Wind Concerns Ontario
Don’t be quite so quick to criticize the CBC. They did run the excellent documentary Wind Rush, and here is something you might not be aware of. Pro-wind agitator Mike Barnard (since admonished by his employer to cease and desist his various Internet activities) complained about that film to the CBC Ombudsman. We think you might be surprised by the CBC response. Read it here: http://www.ombudsman.cbc.radio-canada.ca/en/complaint-reviews/2014/wind-rush/
BWM
So what would happen if a community set the maximum value for property tax purposes equal to the value of an average wind turbine. Mill rates for residential properties would go way down, but wouldn’t turbines then be paying their share? Their max assessment would be what it is now, but the taxes they pay would go way up.
Parker Gallant
Dwight Duncan directed MPAC in 2012 to assess wind turbines at $40K per megawatt. Fact Sheet from Press Release here:
http://news.ontario.ca/mof/en/2012/01/fact-sheet.html
Bwm
We can’t change the assessed value. But if everyone had their assessed value reduced (as a % of market value) mill rates would need to rise and turbines would then be taxed at a higher mill rate. The inequity would be eliminated.
Parker Gallant
Great idea but the problem is that MPAC would have to agree and they won’t because their income comes from the municipalities who are required to pay MPAC a fee for the assessments. The more they assess a property they more the township pays them.
Gears
It’s actually all laid out in the Assessment Act. $40k/MW with NO provisioning for indexing or adjustment of any sort. Unless the Assessment Act is changed…it will still be $40k/MW in 20 years. From a time value of money perspective…municipalities lose again!
BWM
Does the Act specify the mill rate in the assessed value of Turbines? If not then this might work.
Parker Gallant
Industrial mill rates are set by the township and if increased would harm all industry in the municipality, not just the wind developer.
Sommer
Meanwhile residents who have not had their property value reassessed because they’re afraid of what they may find out regarding their reduced property values because of turbines having been placed so close, are still paying the same tax rates as they were before the turbines were constructed? Please correct me if I’m wrong about this.
Parker Gallant
I would encourage them to ask MPAC for the comparables they used to assess their property and than do their own research on the MPAC site. You are allowed to view up to 100 assessments and than challenge MPAC.
Barbara
Even if the developers paid more taxes to the local governments this is still a federal tax deductible item for them. So the public pays for this in one way or another.
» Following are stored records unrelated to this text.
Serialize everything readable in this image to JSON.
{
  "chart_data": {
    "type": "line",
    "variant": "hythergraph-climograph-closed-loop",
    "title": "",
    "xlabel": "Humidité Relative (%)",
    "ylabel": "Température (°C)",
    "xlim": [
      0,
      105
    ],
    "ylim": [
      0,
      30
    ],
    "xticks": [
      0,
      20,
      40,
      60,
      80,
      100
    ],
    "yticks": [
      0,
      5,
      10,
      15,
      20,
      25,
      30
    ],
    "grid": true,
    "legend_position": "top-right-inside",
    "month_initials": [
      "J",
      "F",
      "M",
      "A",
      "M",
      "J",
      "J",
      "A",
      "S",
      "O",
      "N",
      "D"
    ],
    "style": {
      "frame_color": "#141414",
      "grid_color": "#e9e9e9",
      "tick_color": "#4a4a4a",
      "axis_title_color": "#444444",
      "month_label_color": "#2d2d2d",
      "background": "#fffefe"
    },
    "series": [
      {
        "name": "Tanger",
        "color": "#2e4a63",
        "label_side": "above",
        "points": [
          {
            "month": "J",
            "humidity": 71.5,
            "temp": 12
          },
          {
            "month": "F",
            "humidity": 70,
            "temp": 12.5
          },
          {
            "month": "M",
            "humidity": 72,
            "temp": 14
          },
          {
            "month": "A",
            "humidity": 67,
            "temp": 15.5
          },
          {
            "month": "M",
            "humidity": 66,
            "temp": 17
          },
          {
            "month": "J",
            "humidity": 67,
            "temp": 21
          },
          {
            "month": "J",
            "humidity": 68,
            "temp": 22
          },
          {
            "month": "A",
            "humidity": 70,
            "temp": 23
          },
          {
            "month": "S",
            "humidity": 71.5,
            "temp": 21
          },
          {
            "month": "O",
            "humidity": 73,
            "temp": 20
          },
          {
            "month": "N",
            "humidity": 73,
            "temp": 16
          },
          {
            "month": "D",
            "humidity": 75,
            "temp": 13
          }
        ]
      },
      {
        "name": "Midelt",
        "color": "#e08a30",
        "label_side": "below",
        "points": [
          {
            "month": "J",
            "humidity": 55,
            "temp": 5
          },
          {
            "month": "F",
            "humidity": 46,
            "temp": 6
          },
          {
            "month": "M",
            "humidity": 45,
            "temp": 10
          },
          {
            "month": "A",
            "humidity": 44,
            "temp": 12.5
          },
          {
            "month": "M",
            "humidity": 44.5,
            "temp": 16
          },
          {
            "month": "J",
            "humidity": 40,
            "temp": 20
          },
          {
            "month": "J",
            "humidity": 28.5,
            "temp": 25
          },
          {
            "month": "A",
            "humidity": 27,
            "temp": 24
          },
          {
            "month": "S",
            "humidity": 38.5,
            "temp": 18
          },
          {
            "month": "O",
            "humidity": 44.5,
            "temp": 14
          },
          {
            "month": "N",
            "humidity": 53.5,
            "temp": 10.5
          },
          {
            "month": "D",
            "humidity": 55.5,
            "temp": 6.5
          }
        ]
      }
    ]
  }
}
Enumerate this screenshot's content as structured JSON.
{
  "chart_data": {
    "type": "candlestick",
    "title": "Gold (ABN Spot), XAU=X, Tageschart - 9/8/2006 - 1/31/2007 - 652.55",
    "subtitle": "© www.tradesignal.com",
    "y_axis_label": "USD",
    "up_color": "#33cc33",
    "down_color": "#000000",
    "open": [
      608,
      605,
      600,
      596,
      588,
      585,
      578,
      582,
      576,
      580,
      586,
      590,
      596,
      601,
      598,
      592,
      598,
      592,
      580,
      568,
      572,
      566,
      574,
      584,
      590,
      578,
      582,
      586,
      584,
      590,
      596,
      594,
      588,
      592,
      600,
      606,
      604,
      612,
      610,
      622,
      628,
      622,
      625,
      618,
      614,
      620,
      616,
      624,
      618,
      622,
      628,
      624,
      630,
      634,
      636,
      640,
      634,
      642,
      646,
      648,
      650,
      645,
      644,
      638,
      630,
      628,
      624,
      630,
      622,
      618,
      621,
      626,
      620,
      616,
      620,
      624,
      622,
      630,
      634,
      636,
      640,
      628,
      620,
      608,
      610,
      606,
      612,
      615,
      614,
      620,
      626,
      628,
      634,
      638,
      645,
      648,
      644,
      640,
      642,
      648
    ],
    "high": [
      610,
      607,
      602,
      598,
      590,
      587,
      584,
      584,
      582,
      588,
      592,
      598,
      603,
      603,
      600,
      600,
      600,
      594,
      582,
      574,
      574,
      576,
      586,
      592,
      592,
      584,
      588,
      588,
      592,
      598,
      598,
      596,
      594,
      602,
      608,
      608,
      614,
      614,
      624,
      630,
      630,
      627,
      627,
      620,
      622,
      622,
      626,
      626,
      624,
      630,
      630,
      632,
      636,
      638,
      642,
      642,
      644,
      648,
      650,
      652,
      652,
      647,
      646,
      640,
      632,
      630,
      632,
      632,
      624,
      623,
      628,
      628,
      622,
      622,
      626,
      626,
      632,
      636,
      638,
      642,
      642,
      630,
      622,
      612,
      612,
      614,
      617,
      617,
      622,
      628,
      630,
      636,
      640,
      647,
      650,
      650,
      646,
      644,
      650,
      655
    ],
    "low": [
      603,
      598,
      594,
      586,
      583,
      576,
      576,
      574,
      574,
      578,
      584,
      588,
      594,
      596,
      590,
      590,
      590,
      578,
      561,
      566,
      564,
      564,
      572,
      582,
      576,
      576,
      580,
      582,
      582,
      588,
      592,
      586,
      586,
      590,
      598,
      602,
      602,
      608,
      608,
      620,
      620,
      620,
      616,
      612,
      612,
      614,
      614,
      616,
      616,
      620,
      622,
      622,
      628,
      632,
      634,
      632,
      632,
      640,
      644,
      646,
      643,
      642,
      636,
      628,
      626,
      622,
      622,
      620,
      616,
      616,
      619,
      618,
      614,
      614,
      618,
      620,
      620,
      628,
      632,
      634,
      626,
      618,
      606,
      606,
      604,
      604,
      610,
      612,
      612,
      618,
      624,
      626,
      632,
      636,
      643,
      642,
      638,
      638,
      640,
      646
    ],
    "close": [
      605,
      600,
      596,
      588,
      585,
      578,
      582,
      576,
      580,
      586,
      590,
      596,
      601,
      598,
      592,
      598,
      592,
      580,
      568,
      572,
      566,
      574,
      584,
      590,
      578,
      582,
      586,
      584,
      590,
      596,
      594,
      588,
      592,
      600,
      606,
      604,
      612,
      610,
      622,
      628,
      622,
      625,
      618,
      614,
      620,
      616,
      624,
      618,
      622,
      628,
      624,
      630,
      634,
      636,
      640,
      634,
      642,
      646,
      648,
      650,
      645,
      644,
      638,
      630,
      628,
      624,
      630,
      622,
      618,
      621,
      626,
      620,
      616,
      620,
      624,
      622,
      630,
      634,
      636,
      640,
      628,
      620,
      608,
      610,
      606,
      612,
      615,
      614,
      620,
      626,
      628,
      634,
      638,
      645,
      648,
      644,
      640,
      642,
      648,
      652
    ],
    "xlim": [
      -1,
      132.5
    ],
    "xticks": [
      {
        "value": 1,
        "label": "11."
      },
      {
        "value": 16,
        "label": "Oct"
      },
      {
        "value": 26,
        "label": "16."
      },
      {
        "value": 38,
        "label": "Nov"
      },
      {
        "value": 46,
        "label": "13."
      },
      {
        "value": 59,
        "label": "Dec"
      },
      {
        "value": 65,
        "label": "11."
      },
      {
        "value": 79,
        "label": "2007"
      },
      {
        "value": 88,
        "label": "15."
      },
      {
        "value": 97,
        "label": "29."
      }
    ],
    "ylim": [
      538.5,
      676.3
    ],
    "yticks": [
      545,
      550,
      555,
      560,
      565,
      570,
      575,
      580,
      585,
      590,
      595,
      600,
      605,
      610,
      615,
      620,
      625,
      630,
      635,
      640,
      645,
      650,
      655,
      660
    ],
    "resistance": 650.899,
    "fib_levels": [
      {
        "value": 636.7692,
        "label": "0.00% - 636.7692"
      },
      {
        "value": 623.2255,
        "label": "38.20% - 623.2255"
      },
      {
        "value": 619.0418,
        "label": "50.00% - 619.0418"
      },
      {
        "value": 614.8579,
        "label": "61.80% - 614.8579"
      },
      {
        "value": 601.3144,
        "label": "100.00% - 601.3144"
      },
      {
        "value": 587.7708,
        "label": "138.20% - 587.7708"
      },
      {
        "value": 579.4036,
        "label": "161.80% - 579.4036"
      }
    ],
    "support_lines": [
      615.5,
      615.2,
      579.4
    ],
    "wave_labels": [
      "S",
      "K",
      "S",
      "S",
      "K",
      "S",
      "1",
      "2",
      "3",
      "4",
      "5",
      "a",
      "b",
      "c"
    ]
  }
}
Raise local taxes on them and they in turn write off the increased taxes at the federal level.
Barbara
Business Tax Canada
Deductibles include:
Property taxes & rent/lease payments
http://www.canadabusinesstax.com/2009/04/business-expenses-for-tax-deduction
Barbara
Gowlings, How To End A Commercial Tenancy, Sept., 2013
See Step 4, Be strategic
Tenant insolvency and bankruptcy
In the case of tenant bankruptcy 90 days for trustee to decide if the lease can be walked away from or assign the lease to someone else to use the premises for a use other than the permitted use under the lease.
http://www.gowlings.com/KnowledgeCentre/article.asp?pubID=3010
Just some general information on landlord & tenant lease issues.